J.M. catches his wife in bed with another man and, in a moment of rage, kills her with a baseball bat. Shocked by his own actions, he cleans up the blood, prepares her body for disposal and… well, he can’t bring himself to get rid of her. J.M. is still in love with her, so he packs up her body and heads out to the farm where they were married. And once there, he feels pursued, cornered – whatever it is, he’s not alone. And the accidental corpses continue to pile up.

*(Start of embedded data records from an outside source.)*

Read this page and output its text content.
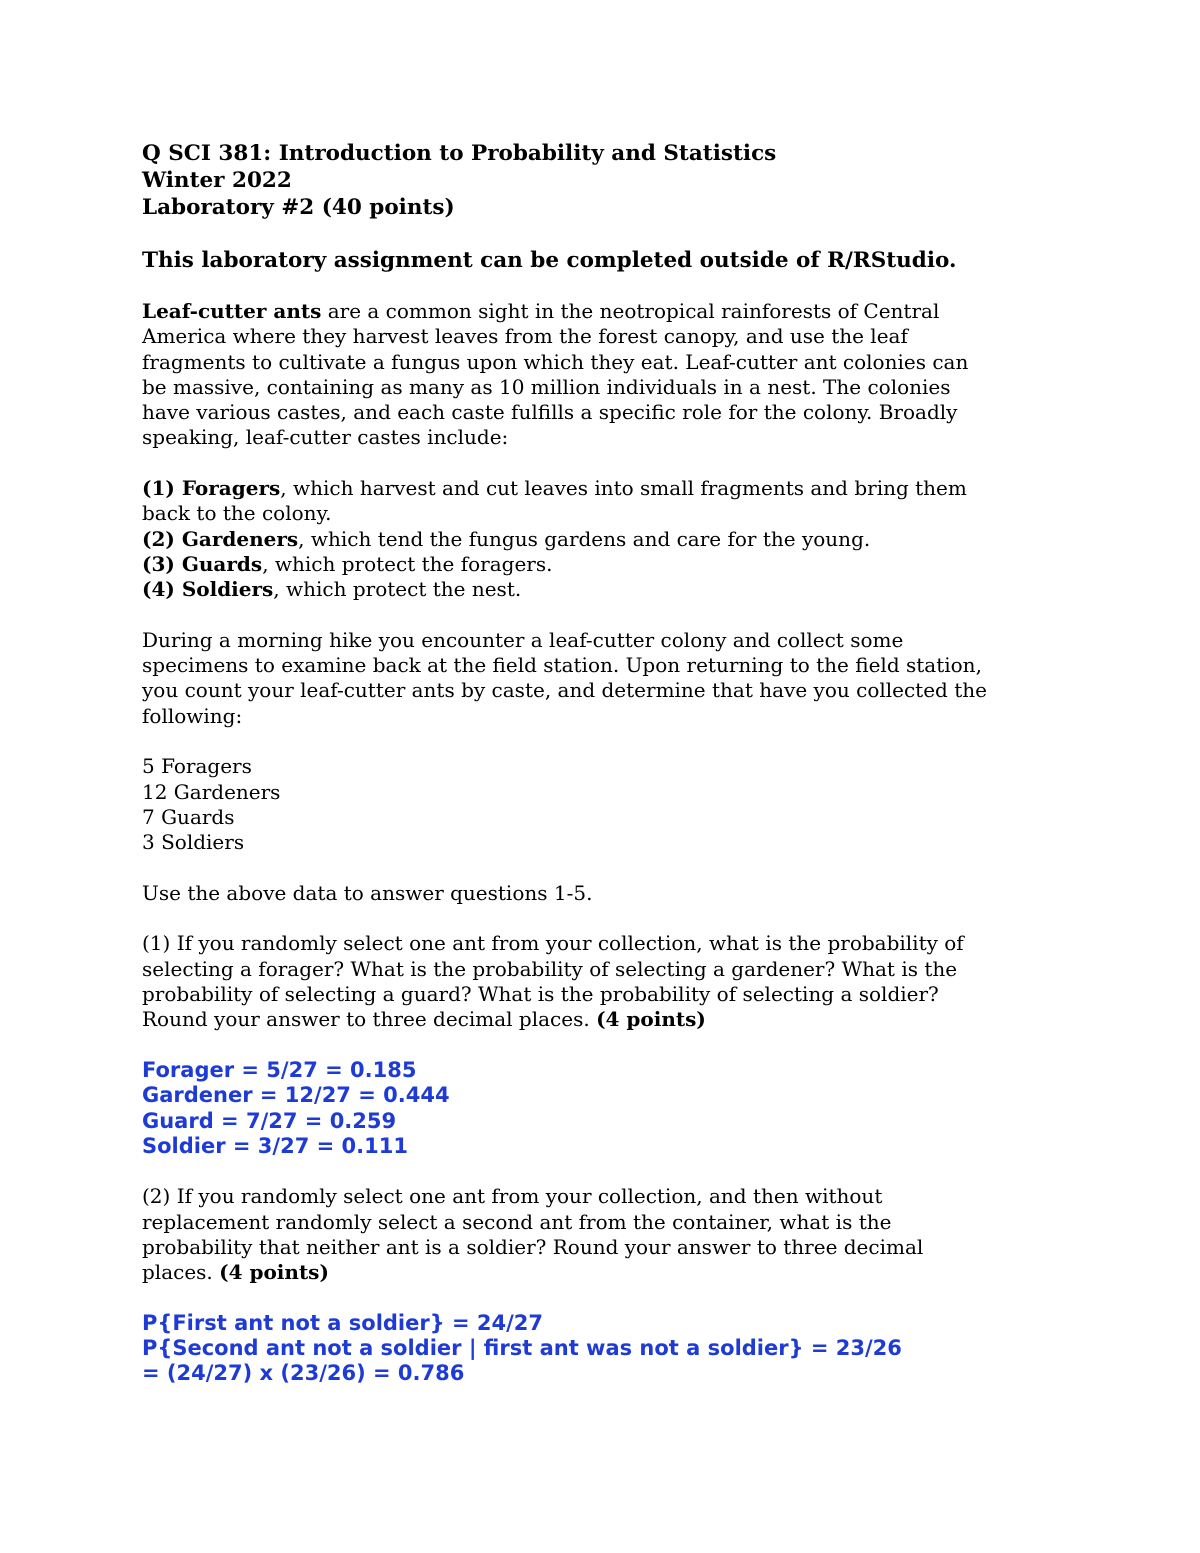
Q SCI 381: Introduction to Probability and Statistics
Winter 2022
Laboratory #2 (40 points)
This laboratory assignment can be completed outside of R/RStudio.
Leaf-cutter ants are a common sight in the neotropical rainforests of Central
America where they harvest leaves from the forest canopy, and use the leaf
fragments to cultivate a fungus upon which they eat. Leaf-cutter ant colonies can
be massive, containing as many as 10 million individuals in a nest. The colonies
have various castes, and each caste fulfills a specific role for the colony. Broadly
speaking, leaf-cutter castes include:
(1) Foragers, which harvest and cut leaves into small fragments and bring them
back to the colony.
(2) Gardeners, which tend the fungus gardens and care for the young.
(3) Guards, which protect the foragers.
(4) Soldiers, which protect the nest.
During a morning hike you encounter a leaf-cutter colony and collect some
specimens to examine back at the field station. Upon returning to the field station,
you count your leaf-cutter ants by caste, and determine that have you collected the
following:
5 Foragers
12 Gardeners
7 Guards
3 Soldiers
Use the above data to answer questions 1-5.
(1) If you randomly select one ant from your collection, what is the probability of
selecting a forager? What is the probability of selecting a gardener? What is the
probability of selecting a guard? What is the probability of selecting a soldier?
Round your answer to three decimal places. (4 points)
Forager = 5/27 = 0.185
Gardener = 12/27 = 0.444
Guard = 7/27 = 0.259
Soldier = 3/27 = 0.111
(2) If you randomly select one ant from your collection, and then without
replacement randomly select a second ant from the container, what is the
probability that neither ant is a soldier? Round your answer to three decimal
places. (4 points)
P{First ant not a soldier} = 24/27
P{Second ant not a soldier | first ant was not a soldier} = 23/26
= (24/27) x (23/26) = 0.786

Like his previous effort, “Ghost of the Needle”, director Avenet-Bradley proves that he knows his way around a psyche and can produce a quirky, off-beat script that delivers suspense over gore. Also like “Ghost of the Needle”, “Cold Blood” isn’t always successful (J.M. is a bit too casual transporting his wife’s body at times, and her dead weight seems to fluctuate from scene to scene), but it never once gets boring (and it’s rarely predictable), it has a positively killer ending, however, no pun intended. Most of the time, you’re sitting wondering where it’s going to go next. The acting is excellent, particularly Walker as J.M., the sympathetic passion-killer
Avenet-Bradley has a love for the genre that is evident, and doesn’t seem to be afraid to craft a story that makes the audience think. Unlike Hollywood auteurs who take viewer-idiocy as a given. This is the kind of movie that was made for horror fans, not the poseurs who clamor for remakes and sequels.
The Heretic Films DVD is another collector’s dream, coming packed with a director commentary, deleted scenes, a decent-lengthed “making of, deleted scenes, “the songs behind the story” and 6 hidden easter eggs. Pick it up and give it a shot!